LAGOS, Oct 6 (The African Portal) – The Africa Finance Corporation (AFC) has had its long-term issuer credit rating of A3 affirmed by Moody’s Ratings, maintaining its position as one of the highest-rated investment-grade institutions on the continent. The rating, first assigned in 2014, has now been upheld for more than a decade, with a stable outlook.
Moody’s also reaffirmed AFC’s short-term issuer rating at P-2, noting that the Corporation’s strong liquidity and asset quality continue to offset elevated risks in several African markets where it operates.
“Despite elevated country risk in several of AFC’s countries of operation and the low average rating of its shareholder base, the credit profile is supported by a sound liquidity buffer backed by high-quality treasury assets and resilient asset performance,” Moody’s said in its latest report.
The agency credited AFC’s performance to “effective credit protections that mitigate potential risks” and highlighted its adherence to strict prudential guidelines. In the 2024 financial year, the Corporation recorded US$1 billion in total revenue — its strongest results to date — with total assets rising 16.7% to US$14.41 billion. It also maintained a Capital Adequacy Ratio of 33.6% and a Liquidity Coverage Ratio well above regulatory thresholds.
Moody’s decision allows AFC to continue borrowing at relatively low cost, helping it mobilise funding for major infrastructure projects across Africa. Recent investments include the Lobito Corridor railway, linking Angola, the Democratic Republic of Congo and Zambia, and a US$150 million investment in the Kamoa-Kakula Copper Complex in the DRC — Africa’s largest copper producer.

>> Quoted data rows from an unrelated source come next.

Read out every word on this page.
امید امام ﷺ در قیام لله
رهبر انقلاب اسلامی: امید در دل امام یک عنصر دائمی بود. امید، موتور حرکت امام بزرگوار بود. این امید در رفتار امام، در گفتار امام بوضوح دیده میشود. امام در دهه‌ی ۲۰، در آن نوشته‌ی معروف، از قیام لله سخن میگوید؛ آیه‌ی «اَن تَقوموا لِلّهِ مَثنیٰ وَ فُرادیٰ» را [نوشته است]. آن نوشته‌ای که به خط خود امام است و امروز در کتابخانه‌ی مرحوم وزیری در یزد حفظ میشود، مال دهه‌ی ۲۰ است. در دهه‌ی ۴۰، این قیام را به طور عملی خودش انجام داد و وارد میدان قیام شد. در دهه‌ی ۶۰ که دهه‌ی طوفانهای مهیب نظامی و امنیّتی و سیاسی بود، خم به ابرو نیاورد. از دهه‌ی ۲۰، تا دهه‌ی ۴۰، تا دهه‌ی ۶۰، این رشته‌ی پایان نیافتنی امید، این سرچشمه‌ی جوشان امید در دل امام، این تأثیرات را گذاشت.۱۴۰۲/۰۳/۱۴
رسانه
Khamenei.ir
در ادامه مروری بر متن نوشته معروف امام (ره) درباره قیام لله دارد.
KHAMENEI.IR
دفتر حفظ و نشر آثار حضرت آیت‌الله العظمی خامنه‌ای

AFC President and CEO Samaila Zubairu described the rating reaffirmation as “a strong testament to AFC’s financial strength and resilience, even amid global headwinds.”
“It reinforces our ability to consistently access long-term capital at competitive rates to deliver on our mandate to finance transformational infrastructure projects that integrate Africa and enable its industrialisation,” he said.
Moody’s analysts also commended AFC’s diversified funding strategy, which includes green bonds, sukuk, and other ESG-linked instruments. The agency rated AFC’s funding structure at “a” and its liquidity buffer at “aaa”, citing a conservative approach and strong high-quality liquid assets relative to peers.
In recent months, AFC has expanded its market presence with a US$500 million perpetual hybrid bond, a US$400 million Shariah-compliant Commodity Murabaha, and a US$1.5 billion syndicated loan that drew wide participation from investors in the Middle East, Africa, Asia and Europe.
Analysts say the rating reaffirmation underscores global investor confidence in AFC’s governance, financial discipline, and strategic role in advancing Africa’s infrastructure and industrial development.